Al recibir la carta, a ella le había parecido franca; o, si no franca, al menos indiscutible. Por primera vez en veintitrés años, él le había pedido algo; por consiguiente, su marido, a quien siempre había sido fiel, tenía que concederle el permiso. Lo había hecho, pero a partir de entonces las cosas empezaron a perder claridad. ¿Qué debía ponerse para el viaje? No parecía haber ropa para una ocasión así, que no era una festividad ni un funeral. En la estación, el hombre de la taquilla había repetido «Falun», y el jefe de la estación había lanzado una ojeada a su maleta. Ella se sintió totalmente vulnerable; habría bastado con que alguien la hubiese incitado para que ella empezase a explicar su vida, sus propósitos, su virtud. «Voy a ver a un hombre que está moribundo», habría dicho. «Sin duda tiene un último mensaje para mí.» Tenía que ser eso, ¿no?: que se estaba muriendo. De lo contrario aquello no tenía sentido. De lo contrario, él habría establecido contacto cuando el último de los hijos se hubo marchado de casa, cuando ella y Axel volvieron a ser una simple pareja.

Se registró en el Stadshotellet, cerca del mercado. De nuevo notó que el recepcionista curioseaba su maleta, su estado civil, sus motivos.

– Vengo a visitar a una amiga en el hospital -dijo, aunque no le habían preguntado nada.

En la habitación, miró la cama con aros de hierro, el colchón, el ropero flamante. Nunca había estado sola en un hotel. Allí iban las mujeres, comprendió: cierta clase de mujeres. Sintió que las habladurías la veían sentada sola en una habitación con una cama. Le pareció asombroso que Axel la hubiese autorizado a hacer el viaje. Le pareció asombroso que Anders Bodén la hubiese convocado sin ninguna explicación.

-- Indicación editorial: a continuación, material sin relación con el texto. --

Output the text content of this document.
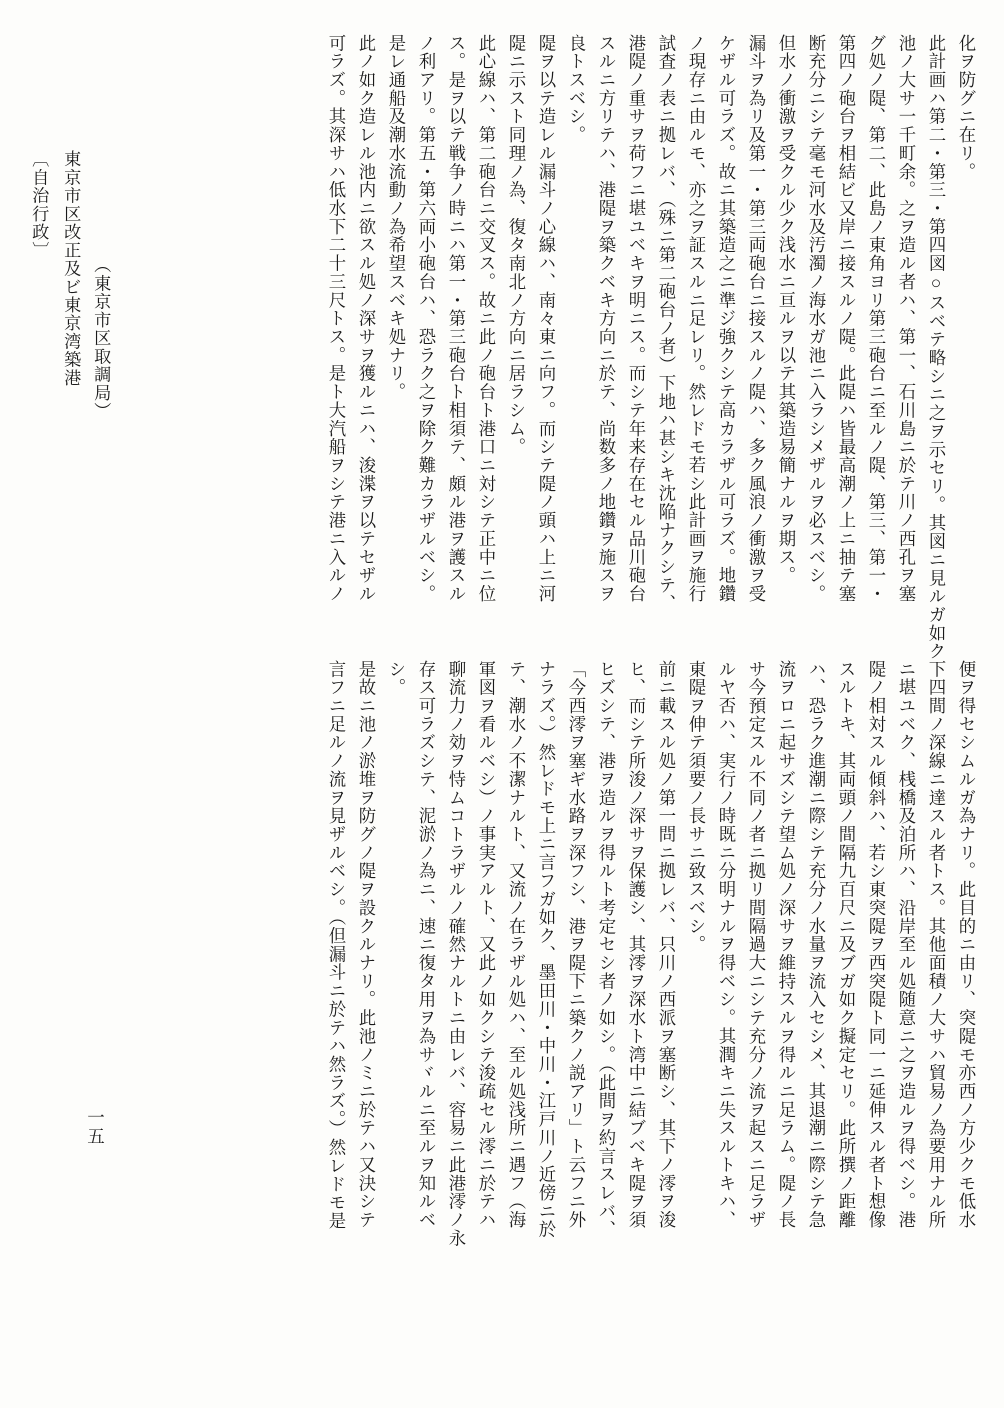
化ヲ防グニ在リ。
此計画ハ第二・第三・第四図○スベテ略シニ之ヲ示セリ。其図ニ見ルガ如ク
池ノ大サ一千町余。之ヲ造ル者ハ、第一、石川島ニ於テ川ノ西孔ヲ塞
グ処ノ隄、第二、此島ノ東角ヨリ第三砲台ニ至ルノ隄、第三、第一・
第四ノ砲台ヲ相結ビ又岸ニ接スルノ隄。此隄ハ皆最高潮ノ上ニ抽テ塞
断充分ニシテ毫モ河水及汚濁ノ海水ガ池ニ入ラシメザルヲ必スベシ。
但水ノ衝激ヲ受クル少ク浅水ニ亘ルヲ以テ其築造易簡ナルヲ期ス。
漏斗ヲ為リ及第一・第三両砲台ニ接スルノ隄ハ、多ク風浪ノ衝激ヲ受
ケザル可ラズ。故ニ其築造之ニ準ジ強クシテ高カラザル可ラズ。地鑽
ノ現存ニ由ルモ、亦之ヲ証スルニ足レリ。然レドモ若シ此計画ヲ施行
試査ノ表ニ拠レバ、（殊ニ第二砲台ノ者）下地ハ甚シキ沈陥ナクシテ、
港隄ノ重サヲ荷フニ堪ユベキヲ明ニス。而シテ年来存在セル品川砲台
スルニ方リテハ、港隄ヲ築クベキ方向ニ於テ、尚数多ノ地鑽ヲ施スヲ
良トスベシ。
隄ヲ以テ造レル漏斗ノ心線ハ、南々東ニ向フ。而シテ隄ノ頭ハ上ニ河
隄ニ示スト同理ノ為、復タ南北ノ方向ニ居ラシム。
此心線ハ、第二砲台ニ交叉ス。故ニ此ノ砲台ト港口ニ対シテ正中ニ位
ス。是ヲ以テ戦争ノ時ニハ第一・第三砲台ト相須テ、頗ル港ヲ護スル
ノ利アリ。第五・第六両小砲台ハ、恐ラク之ヲ除ク難カラザルベシ。
是レ通船及潮水流動ノ為希望スベキ処ナリ。
此ノ如ク造レル池内ニ欲スル処ノ深サヲ獲ルニハ、浚渫ヲ以テセザル
可ラズ。其深サハ低水下二十三尺トス。是ト大汽船ヲシテ港ニ入ルノ
便ヲ得セシムルガ為ナリ。此目的ニ由リ、突隄モ亦西ノ方少クモ低水
下四間ノ深線ニ達スル者トス。其他面積ノ大サハ貿易ノ為要用ナル所
ニ堪ユベク、桟橋及泊所ハ、沿岸至ル処随意ニ之ヲ造ルヲ得ベシ。港
隄ノ相対スル傾斜ハ、若シ東突隄ヲ西突隄ト同一ニ延伸スル者ト想像
スルトキ、其両頭ノ間隔九百尺ニ及ブガ如ク擬定セリ。此所撰ノ距離
ハ、恐ラク進潮ニ際シテ充分ノ水量ヲ流入セシメ、其退潮ニ際シテ急
流ヲロニ起サズシテ望ム処ノ深サヲ維持スルヲ得ルニ足ラム。隄ノ長
サ今預定スル不同ノ者ニ拠リ間隔過大ニシテ充分ノ流ヲ起スニ足ラザ
ルヤ否ハ、実行ノ時既ニ分明ナルヲ得ベシ。其潤キニ失スルトキハ、
東隄ヲ伸テ須要ノ長サニ致スベシ。
前ニ載スル処ノ第一問ニ拠レバ、只川ノ西派ヲ塞断シ、其下ノ澪ヲ浚
ヒ、而シテ所浚ノ深サヲ保護シ、其澪ヲ深水ト湾中ニ結ブベキ隄ヲ須
ヒズシテ、港ヲ造ルヲ得ルト考定セシ者ノ如シ。（此間ヲ約言スレバ、
「今西澪ヲ塞ギ水路ヲ深フシ、港ヲ隄下ニ築クノ説アリ」ト云フニ外
ナラズ。）然レドモ上ニ言フガ如ク、墨田川・中川・江戸川ノ近傍ニ於
テ、潮水ノ不潔ナルト、又流ノ在ラザル処ハ、至ル処浅所ニ遇フ（海
軍図ヲ看ルベシ）ノ事実アルト、又此ノ如クシテ浚疏セル澪ニ於テハ
聊流力ノ効ヲ恃ムコトラザルノ確然ナルトニ由レバ、容易ニ此港澪ノ永
存ス可ラズシテ、泥淤ノ為ニ、速ニ復タ用ヲ為サヾルニ至ルヲ知ルベ
シ。
是故ニ池ノ淤堆ヲ防グノ隄ヲ設クルナリ。此池ノミニ於テハ又決シテ
言フニ足ルノ流ヲ見ザルベシ。（但漏斗ニ於テハ然ラズ。）然レドモ是
〔自治行政〕 東京市区改正及ビ東京湾築港 （東京市区取調局）
一五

Su estado vulnerable empezó a disfrazarse de irritación. ¿Qué estaba haciendo allí? ¿Qué la obligaba a hacer él? Pensó en libros que había leído y que Axel desaprobaba. En los libros, se aludía a escenas en habitaciones de hotel. En los libros había parejas que se fugaban…, pero no cuando uno de los dos estaba en el hospital. En los libros había reconfortantes ceremonias nupciales en el lecho de muerte…, pero no cuando los dos estaban aún casados. Entonces, ¿qué iba a ocurrir? «Hay un asunto del que me gustaría muchísimo hablar con usted.» ¿Hablar? Ella era una mujer de mediana edad que le llevaba un tarro de mermelada de camemoro a un hombre al que había conocido un poco veintitrés años atrás. Bueno, a él le correspondía dar un sentido a la cita. Él era el hombre, y ella, yendo a verle, había cumplido su parte. No por azar había sido una respetable mujer casada durante todos aquellos años.

– Ha adelgazado.

– Dicen que me favorece -contestó él, con una sonrisa. «Dicen»: era obvio que se refería a «mi mujer».

– ¿Dónde está su mujer?

– Me visita otros días. -Lo cual sería evidente para el personal hospitalario. Oh, su mujer le visita tales días y «ella» le visita a espaldas de su mujer.

– Pensé que estaría muy enfermo.

– No, no -respondió él, alegremente. Ella parecía muy nerviosa; sí, había que decirlo, un poco como una ardilla de ojos inquietos y saltones. Él, en fin, debía calmarla, sosegarla-. Estoy bien. Me pondré bien.

– Pensé… -Hizo una pausa. No, las cosas tenían que estar claras entre ellos-. Pensé que se estaba muriendo.

– Duraré tanto como cualquier abeto a la orilla del Hökberg.

Sonreía, sentado en la cama. Le acababan de recortar la barba, tenía el pelo peinado a la moda; en definitiva, no estaba agonizando, y su mujer estaba en otra ciudad. Ella aguardó.

– Eso es el tejado de la Kristina-Kyrka.

Ella se volvió, se encaminó a la ventana y miró la iglesia de enfrente. Cuando Ulf era pequeño, ella tenía que darse la vuelta antes de que él le contase un secreto. Quizá Anders Bodén necesitase lo mismo. Así que miró el tejado de cobre que resplandecía al sol y aguardó. Al fin y al cabo, él era el hombre.

El silencio de Barbro y el que le diera la espalda alarmaron a Anders. Aquello no era lo que había planeado. Ni siquiera había conseguido llamarla Barbro, de pasada, como hacía largo tiempo. ¿Qué le había dicho una vez ella? «Me gusta que un hombre me cuente lo que sabe.»